These are the types of reports that one cannot just "make-up." During a televised broadcast of Islamic "Jummah" prayers at the end of November, a prominent Tunisian imam called for the "sterilization" of Jewish women because, according to him, "God wants to destroy this sprinkling of Jews." What's more, his anti-Semitic sermon was delivered on a channel eerily dubbed "Hannibal TV."
Now, the minority rights group, The Tunisian Association to Support Minorities, is suing Sheikh Ahmad Al-Suhayli for incitement.
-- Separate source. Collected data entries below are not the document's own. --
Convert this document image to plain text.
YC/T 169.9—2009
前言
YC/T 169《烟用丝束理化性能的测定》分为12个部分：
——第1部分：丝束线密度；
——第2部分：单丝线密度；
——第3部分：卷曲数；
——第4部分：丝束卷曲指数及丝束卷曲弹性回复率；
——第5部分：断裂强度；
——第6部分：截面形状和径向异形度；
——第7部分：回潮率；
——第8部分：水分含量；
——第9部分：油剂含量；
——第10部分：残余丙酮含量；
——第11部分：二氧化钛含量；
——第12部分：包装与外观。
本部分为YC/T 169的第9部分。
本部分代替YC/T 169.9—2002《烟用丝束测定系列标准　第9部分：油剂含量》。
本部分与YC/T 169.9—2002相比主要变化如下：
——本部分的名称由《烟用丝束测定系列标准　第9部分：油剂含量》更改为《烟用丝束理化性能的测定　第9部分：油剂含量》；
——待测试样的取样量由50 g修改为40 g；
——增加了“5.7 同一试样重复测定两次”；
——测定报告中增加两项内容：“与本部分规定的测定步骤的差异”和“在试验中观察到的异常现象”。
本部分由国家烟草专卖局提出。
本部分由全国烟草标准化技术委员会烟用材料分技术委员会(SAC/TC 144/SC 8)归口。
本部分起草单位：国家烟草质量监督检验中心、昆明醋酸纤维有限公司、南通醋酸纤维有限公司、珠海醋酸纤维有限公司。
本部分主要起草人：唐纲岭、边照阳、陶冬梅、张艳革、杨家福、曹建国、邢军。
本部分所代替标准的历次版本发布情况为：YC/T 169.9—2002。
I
Qais El-Beltagi, a lawyer representing the prosecution, maintains that the imam violated Tunisia’s 2011 decree which criminalizes “calls to hatred between races and religions, and the population.” He added that article 52 of the decree calls for “a prison term of between one and three years and a fine ranging from 500 to 1,000 euros” for hate-filled rhetoric.
“The sermon… has received a wave of domestic and international condemnation,” El-Beltagi stated. According to the attorney, Hannibal TV is exempt from prosecution because the sermon was broadcast live, thus the content was not able to be edited.
Of course this is no coincidence. Since the Arab Spring and subsequent overthrow of Tunisian president Zine el Abidine ben Ali, this is the fourth reported incitement against the country's 2,000-member Jewish community.
Jewish community leaders, are, understandably, now insisting that security protection from the Tunisian government be implemented.